We are past the one-third mark in our journey out of exile (a 40 day journey). I’ve looked at what exile is and how we get there. I’m currently talking about the losses that get us into exile and keep us there.
On Day Fifteen I talked about the loss of personal trauma and the loss of control and safety that follows in its wake. That same day I received an email from a friend of mine whose son was diagnosed with brain cancer last year. He had a tumor removed successfully but this year has been a trying time as they’ve worked their way through both radiation and chemo treatments.
One moment I am overwhelmed with thankfulness, the next filled with disappointment.

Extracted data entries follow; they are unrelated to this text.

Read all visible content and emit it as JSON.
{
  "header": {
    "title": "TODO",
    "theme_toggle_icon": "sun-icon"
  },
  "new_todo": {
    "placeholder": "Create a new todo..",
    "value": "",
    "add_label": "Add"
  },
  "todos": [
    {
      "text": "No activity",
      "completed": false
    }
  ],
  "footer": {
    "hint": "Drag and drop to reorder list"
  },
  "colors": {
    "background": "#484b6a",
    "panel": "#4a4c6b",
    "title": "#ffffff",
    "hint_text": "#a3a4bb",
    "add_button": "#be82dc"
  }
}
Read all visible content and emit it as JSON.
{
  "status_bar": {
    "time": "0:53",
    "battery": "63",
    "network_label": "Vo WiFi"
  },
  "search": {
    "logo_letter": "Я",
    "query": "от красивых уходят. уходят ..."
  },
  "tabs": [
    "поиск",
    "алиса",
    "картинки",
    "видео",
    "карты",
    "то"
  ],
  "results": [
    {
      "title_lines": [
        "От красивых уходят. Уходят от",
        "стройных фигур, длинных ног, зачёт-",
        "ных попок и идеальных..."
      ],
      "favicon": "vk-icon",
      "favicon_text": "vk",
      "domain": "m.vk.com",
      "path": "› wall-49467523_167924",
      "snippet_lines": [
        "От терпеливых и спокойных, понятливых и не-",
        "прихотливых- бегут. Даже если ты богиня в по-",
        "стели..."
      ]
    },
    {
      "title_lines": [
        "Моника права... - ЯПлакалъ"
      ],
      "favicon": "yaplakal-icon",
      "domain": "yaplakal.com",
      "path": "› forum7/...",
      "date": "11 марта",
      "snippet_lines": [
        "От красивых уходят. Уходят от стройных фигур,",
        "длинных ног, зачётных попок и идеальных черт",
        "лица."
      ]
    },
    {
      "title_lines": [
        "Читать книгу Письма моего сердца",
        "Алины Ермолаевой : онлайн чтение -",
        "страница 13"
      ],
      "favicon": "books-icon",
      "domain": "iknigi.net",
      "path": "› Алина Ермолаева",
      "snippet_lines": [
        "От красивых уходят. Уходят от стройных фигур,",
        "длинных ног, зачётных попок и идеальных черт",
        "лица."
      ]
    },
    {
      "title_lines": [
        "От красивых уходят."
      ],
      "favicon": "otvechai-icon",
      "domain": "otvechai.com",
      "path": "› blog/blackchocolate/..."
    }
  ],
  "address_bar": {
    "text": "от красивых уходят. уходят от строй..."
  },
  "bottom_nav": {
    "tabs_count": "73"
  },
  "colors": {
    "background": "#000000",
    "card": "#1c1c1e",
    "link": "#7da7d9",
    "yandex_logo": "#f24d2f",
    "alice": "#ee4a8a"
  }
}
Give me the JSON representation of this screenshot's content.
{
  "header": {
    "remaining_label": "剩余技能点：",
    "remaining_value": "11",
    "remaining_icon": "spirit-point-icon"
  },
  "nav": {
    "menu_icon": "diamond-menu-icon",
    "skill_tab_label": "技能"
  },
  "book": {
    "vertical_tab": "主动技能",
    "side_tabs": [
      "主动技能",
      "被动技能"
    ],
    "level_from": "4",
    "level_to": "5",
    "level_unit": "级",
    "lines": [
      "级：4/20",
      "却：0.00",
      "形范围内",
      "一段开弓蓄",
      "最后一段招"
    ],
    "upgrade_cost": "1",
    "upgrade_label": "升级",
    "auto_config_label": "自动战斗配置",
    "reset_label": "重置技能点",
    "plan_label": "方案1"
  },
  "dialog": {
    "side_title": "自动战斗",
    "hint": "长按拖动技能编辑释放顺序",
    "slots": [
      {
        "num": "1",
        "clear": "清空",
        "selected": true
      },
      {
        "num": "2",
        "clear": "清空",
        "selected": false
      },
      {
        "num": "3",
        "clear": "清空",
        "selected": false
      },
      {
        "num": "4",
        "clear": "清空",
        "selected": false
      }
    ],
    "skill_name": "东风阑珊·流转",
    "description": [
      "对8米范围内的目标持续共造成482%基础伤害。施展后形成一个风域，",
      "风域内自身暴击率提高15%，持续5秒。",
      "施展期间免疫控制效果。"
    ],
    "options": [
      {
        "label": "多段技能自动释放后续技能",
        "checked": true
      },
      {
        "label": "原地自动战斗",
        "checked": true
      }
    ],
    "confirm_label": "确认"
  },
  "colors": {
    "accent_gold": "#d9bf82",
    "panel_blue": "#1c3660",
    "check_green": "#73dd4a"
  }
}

I thought her expression of the pain and joy of this year captured the essence of what it means to be in exile:
Life is full of blessings and heartaches. At times I look at my son and feel joy and praise the progress he has made. Moments later I look at his precious bald head and am filled with the deepest sadness I have ever felt thinking of all he has been through and still must endure.
One moment I feel my plate is full, the next I am begging God to show me my purpose in life. One moment marriage feels deep, right and intimate, the next it feels like more than I have to give. One moment my heart is full of the deepest love for my boys, the next irritation and frustration arise because the mom responsibilities feel too much.
One moment God feels so close with my faith expanding beyond what I ever could have imagined, the next fear overwhelms and grips me to the core. One moment I am overwhelmed with thankfulness, the next filled with disappointment.
Persevering this journey is hard. Almost a year later I am left to truly depend on God’s promises that he will be strong enough and loving enough to grow me up through this journey and that all things will work for the good for those who love the Lord.